Ten tweede is volgens [appellante] de voorwaardelijke verplichting van artikel 4, lid 4.5, van de planregels onvoldoende om een aanvaardbaar woon- en leefklimaat bij de nieuwe woningen te garanderen, waardoor hij ingeperkt zal worden in zijn bedrijfsmogelijkheden. In dat kader voert hij aan dat de minimale hoogte van 3 meter van de windhagen ten onrechte niet is gerelateerd aan de hoogte van de bomen van de boomkwekerij die tot 5 meter kunnen groeien. Het bespuiten van de gewassen kan volgens hem hierdoor plaatsvinden tot een grotere hoogte dan de afschermende haag. Daarnaast is er volgens hem ten onrechte geen windhaag voorzien aan de zuidzijde van het plangebied.
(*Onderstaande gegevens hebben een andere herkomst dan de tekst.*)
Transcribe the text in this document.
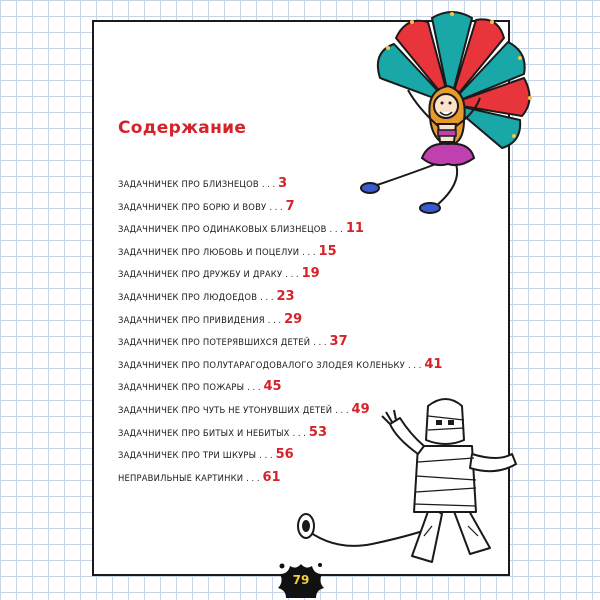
Содержание
ЗАДАЧНИЧЕК ПРО БЛИЗНЕЦОВ . . . 3
ЗАДАЧНИЧЕК ПРО БОРЮ И ВОВУ . . . 7
ЗАДАЧНИЧЕК ПРО ОДИНАКОВЫХ БЛИЗНЕЦОВ . . . 11
ЗАДАЧНИЧЕК ПРО ЛЮБОВЬ И ПОЦЕЛУИ . . . 15
ЗАДАЧНИЧЕК ПРО ДРУЖБУ И ДРАКУ . . . 19
ЗАДАЧНИЧЕК ПРО ЛЮДОЕДОВ . . . 23
ЗАДАЧНИЧЕК ПРО ПРИВИДЕНИЯ . . . 29
ЗАДАЧНИЧЕК ПРО ПОТЕРЯВШИХСЯ ДЕТЕЙ . . . 37
ЗАДАЧНИЧЕК ПРО ПОЛУТАРАГОДОВАЛОГО ЗЛОДЕЯ КОЛЕНЬКУ . . . 41
ЗАДАЧНИЧЕК ПРО ПОЖАРЫ . . . 45
ЗАДАЧНИЧЕК ПРО ЧУТЬ НЕ УТОНУВШИХ ДЕТЕЙ . . . 49
ЗАДАЧНИЧЕК ПРО БИТЫХ И НЕБИТЫХ . . . 53
ЗАДАЧНИЧЕК ПРО ТРИ ШКУРЫ . . . 56
НЕПРАВИЛЬНЫЕ КАРТИНКИ . . . 61
79
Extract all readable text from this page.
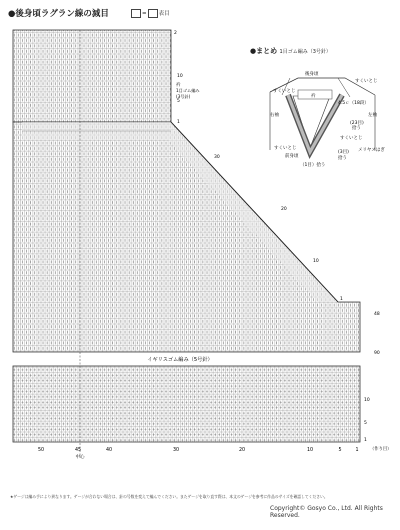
●後身頃ラグラン線の減目	= 表目
イギリスゴム編み（5号針）
2
10
5
1
衿
1目ゴム編み
(3号針)
30
20
10
1
48
90
10
5
1
（作り目）
50	45	40	30	20	10	5	1
中心
後身頃
衿
すくいとじ
すくいとじ
4.5ｃ（18段）
右袖	左袖
(23目)
拾う
すくいとじ
すくいとじ
前身頃
(3目)
拾う
メリヤスはぎ
（1目）拾う
●まとめ 1目ゴム編み（3号針）
★ゲージは編み手により異なります。ゲージが合わない場合は、針の号数を変えて編んでください。またゲージを取り直す際は、本文のゲージを参考に作品のサイズを確認してください。
Copyright© Gosyo Co., Ltd. All Rights Reserved.
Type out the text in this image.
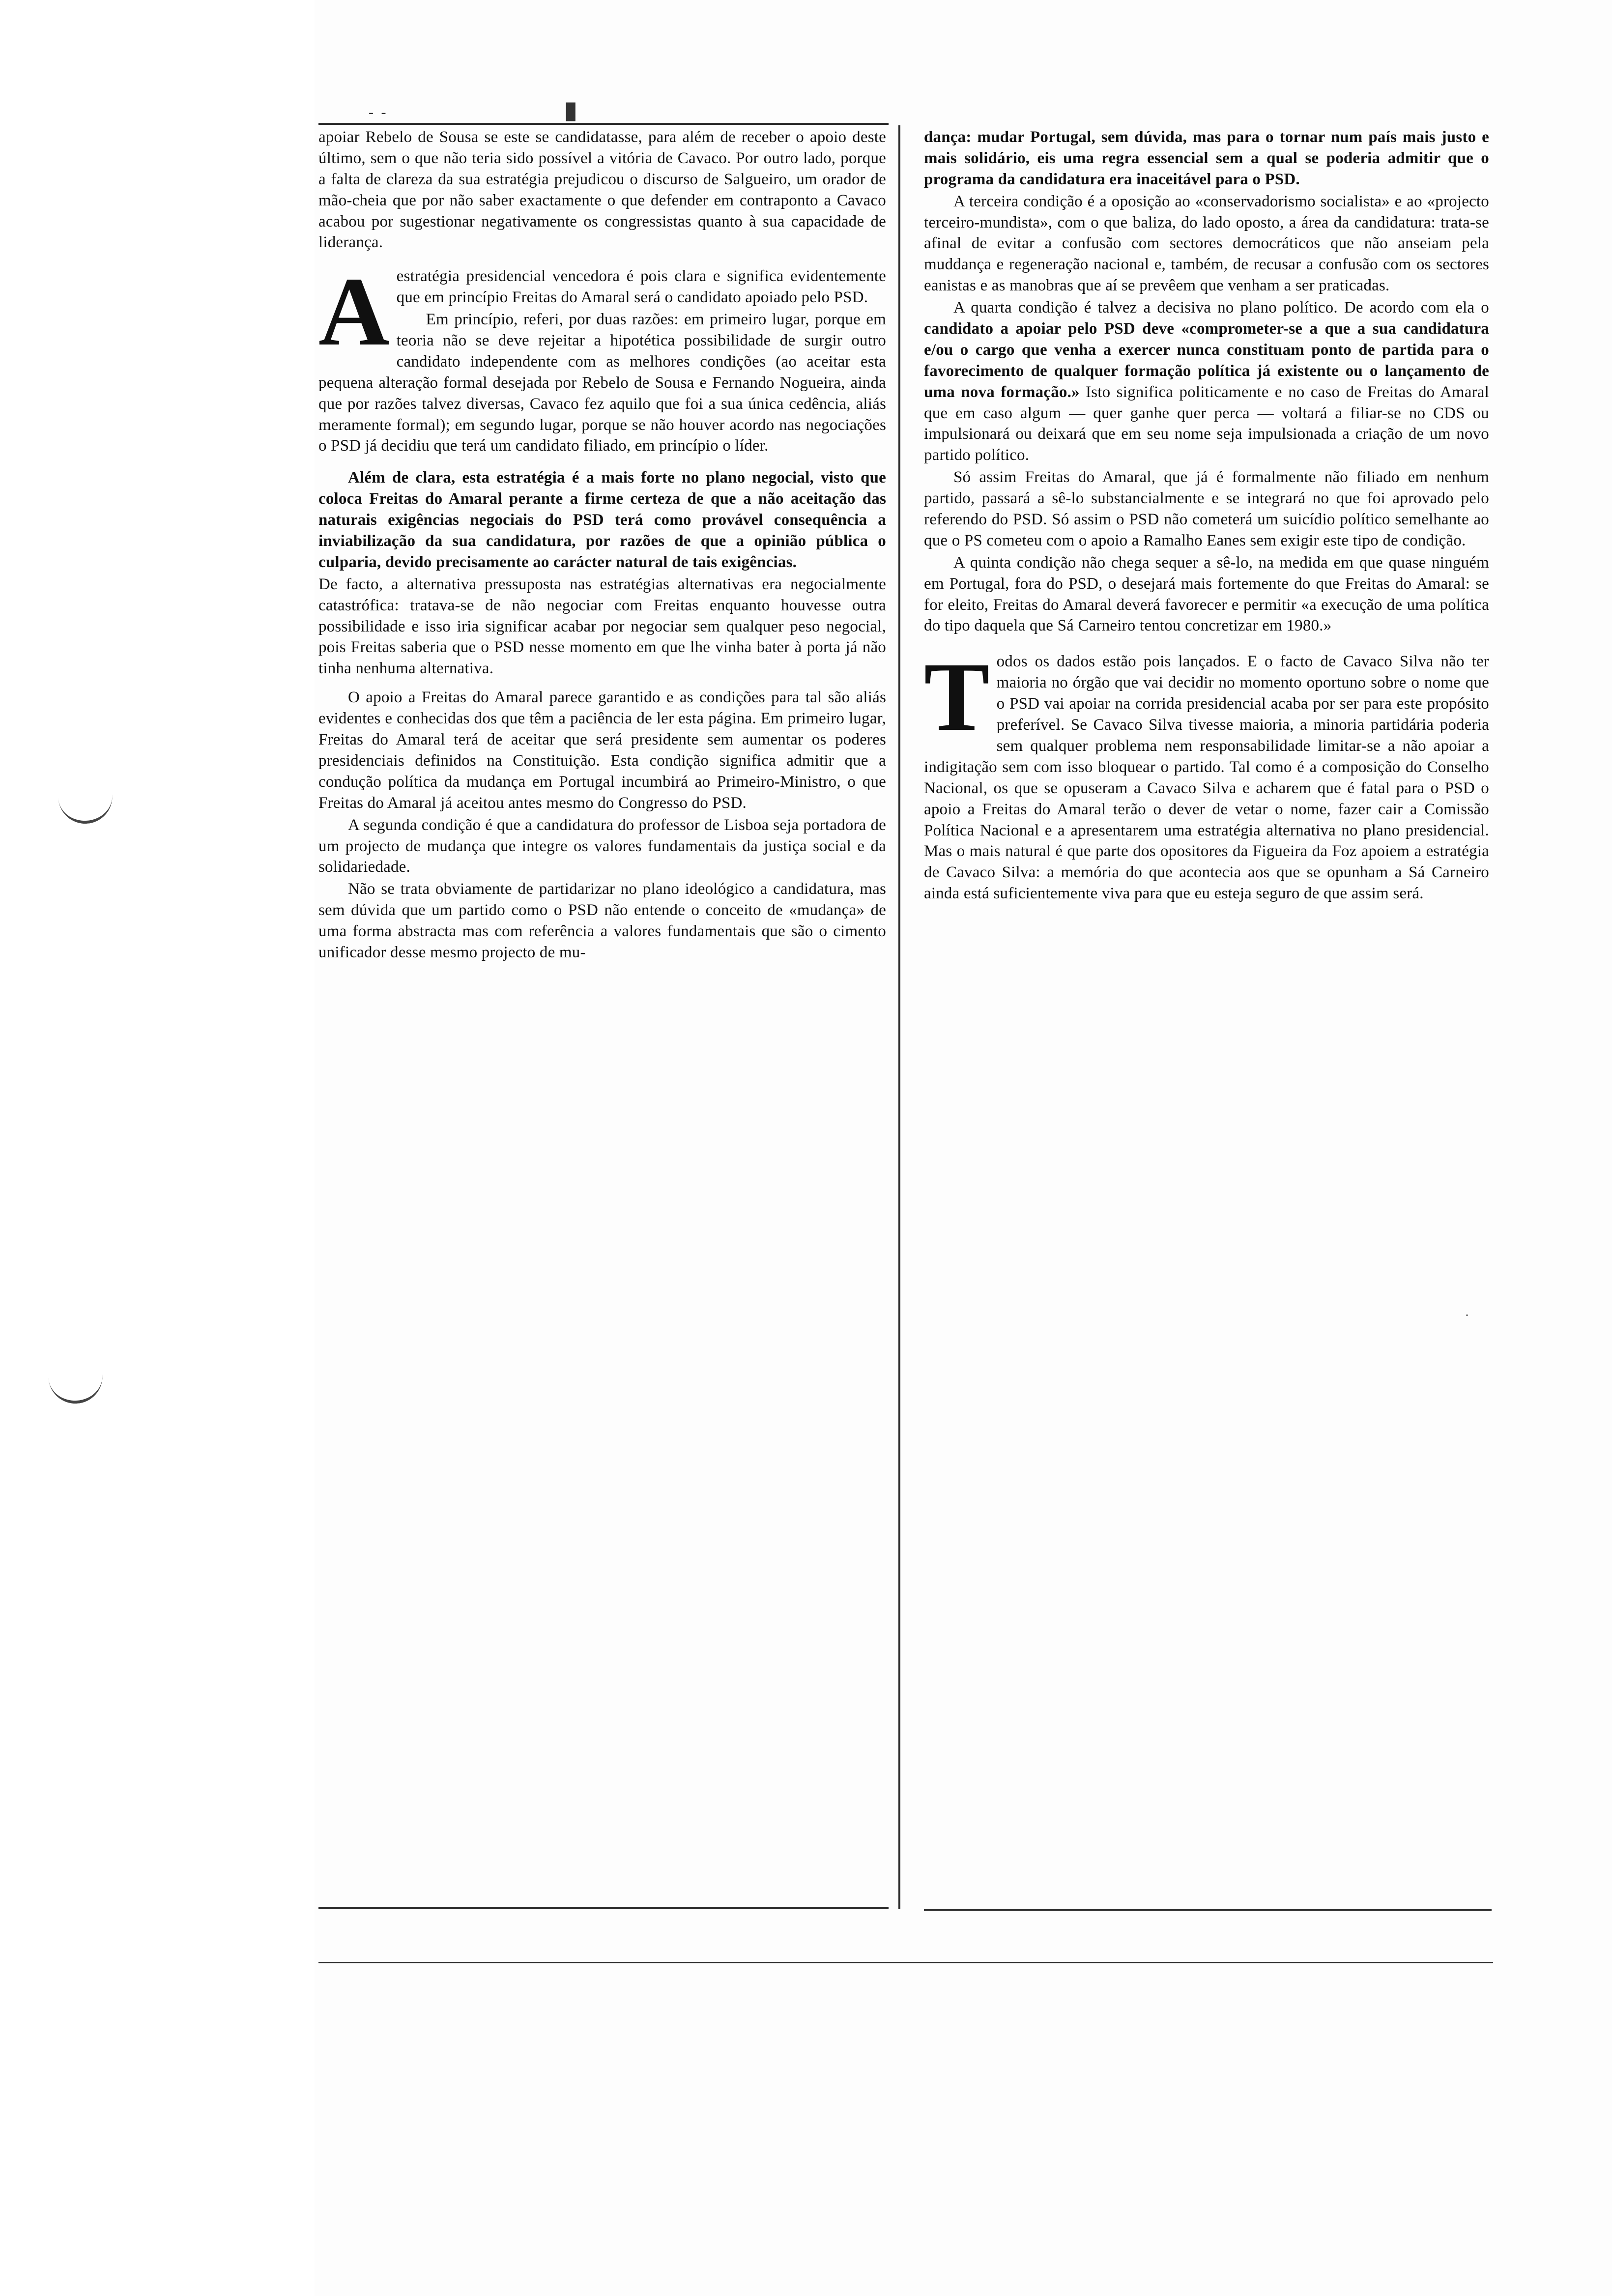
▮
- -
·

apoiar Rebelo de Sousa se este se candidatasse, para além de receber o apoio deste último, sem o que não teria sido possível a vitória de Cavaco. Por outro lado, porque a falta de clareza da sua estratégia prejudicou o discurso de Salgueiro, um orador de mão-cheia que por não saber exactamente o que defender em contraponto a Cavaco acabou por sugestionar negativamente os congressistas quanto à sua capacidade de liderança.

A estratégia presidencial vencedora é pois clara e significa evidentemente que em princípio Freitas do Amaral será o candidato apoiado pelo PSD.

Em princípio, referi, por duas razões: em primeiro lugar, porque em teoria não se deve rejeitar a hipotética possibilidade de surgir outro candidato independente com as melhores condições (ao aceitar esta pequena alteração formal desejada por Rebelo de Sousa e Fernando Nogueira, ainda que por razões talvez diversas, Cavaco fez aquilo que foi a sua única cedência, aliás meramente formal); em segundo lugar, porque se não houver acordo nas negociações o PSD já decidiu que terá um candidato filiado, em princípio o líder.

Além de clara, esta estratégia é a mais forte no plano negocial, visto que coloca Freitas do Amaral perante a firme certeza de que a não aceitação das naturais exigências negociais do PSD terá como provável consequência a inviabilização da sua candidatura, por razões de que a opinião pública o culparia, devido precisamente ao carácter natural de tais exigências.

De facto, a alternativa pressuposta nas estratégias alternativas era negocialmente catastrófica: tratava-se de não negociar com Freitas enquanto houvesse outra possibilidade e isso iria significar acabar por negociar sem qualquer peso negocial, pois Freitas saberia que o PSD nesse momento em que lhe vinha bater à porta já não tinha nenhuma alternativa.

O apoio a Freitas do Amaral parece garantido e as condições para tal são aliás evidentes e conhecidas dos que têm a paciência de ler esta página. Em primeiro lugar, Freitas do Amaral terá de aceitar que será presidente sem aumentar os poderes presidenciais definidos na Constituição. Esta condição significa admitir que a condução política da mudança em Portugal incumbirá ao Primeiro-Ministro, o que Freitas do Amaral já aceitou antes mesmo do Congresso do PSD.

A segunda condição é que a candidatura do professor de Lisboa seja portadora de um projecto de mudança que integre os valores fundamentais da justiça social e da solidariedade.

Não se trata obviamente de partidarizar no plano ideológico a candidatura, mas sem dúvida que um partido como o PSD não entende o conceito de «mudança» de uma forma abstracta mas com referência a valores fundamentais que são o cimento unificador desse mesmo projecto de mu-

dança: mudar Portugal, sem dúvida, mas para o tornar num país mais justo e mais solidário, eis uma regra essencial sem a qual se poderia admitir que o programa da candidatura era inaceitável para o PSD.

A terceira condição é a oposição ao «conservadorismo socialista» e ao «projecto terceiro-mundista», com o que baliza, do lado oposto, a área da candidatura: trata-se afinal de evitar a confusão com sectores democráticos que não anseiam pela muddança e regeneração nacional e, também, de recusar a confusão com os sectores eanistas e as manobras que aí se prevêem que venham a ser praticadas.

A quarta condição é talvez a decisiva no plano político. De acordo com ela o candidato a apoiar pelo PSD deve «comprometer-se a que a sua candidatura e/ou o cargo que venha a exercer nunca constituam ponto de partida para o favorecimento de qualquer formação política já existente ou o lançamento de uma nova formação.» Isto significa politicamente e no caso de Freitas do Amaral que em caso algum — quer ganhe quer perca — voltará a filiar-se no CDS ou impulsionará ou deixará que em seu nome seja impulsionada a criação de um novo partido político.

Só assim Freitas do Amaral, que já é formalmente não filiado em nenhum partido, passará a sê-lo substancialmente e se integrará no que foi aprovado pelo referendo do PSD. Só assim o PSD não cometerá um suicídio político semelhante ao que o PS cometeu com o apoio a Ramalho Eanes sem exigir este tipo de condição.

A quinta condição não chega sequer a sê-lo, na medida em que quase ninguém em Portugal, fora do PSD, o desejará mais fortemente do que Freitas do Amaral: se for eleito, Freitas do Amaral deverá favorecer e permitir «a execução de uma política do tipo daquela que Sá Carneiro tentou concretizar em 1980.»

T odos os dados estão pois lançados. E o facto de Cavaco Silva não ter maioria no órgão que vai decidir no momento oportuno sobre o nome que o PSD vai apoiar na corrida presidencial acaba por ser para este propósito preferível. Se Cavaco Silva tivesse maioria, a minoria partidária poderia sem qualquer problema nem responsabilidade limitar-se a não apoiar a indigitação sem com isso bloquear o partido. Tal como é a composição do Conselho Nacional, os que se opuseram a Cavaco Silva e acharem que é fatal para o PSD o apoio a Freitas do Amaral terão o dever de vetar o nome, fazer cair a Comissão Política Nacional e a apresentarem uma estratégia alternativa no plano presidencial. Mas o mais natural é que parte dos opositores da Figueira da Foz apoiem a estratégia de Cavaco Silva: a memória do que acontecia aos que se opunham a Sá Carneiro ainda está suficientemente viva para que eu esteja seguro de que assim será.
4.1.    Zoals de Afdeling eerder heeft overwogen, onder meer in de uitspraak van 18 december 2019, ECLI:NL:RVS:2019:4299, wordt een afstand van 50 m tussen gevoelige functies en agrarische bedrijvigheid waarbij gewasbeschermingsmiddelen worden gebruikt in het algemeen niet onredelijk geacht. Dit brengt echter niet met zich dat een kortere afstand in een bepaalde situatie niet redelijk zou kunnen zijn, indien aan die afstand een deugdelijke motivering ten grondslag is gelegd.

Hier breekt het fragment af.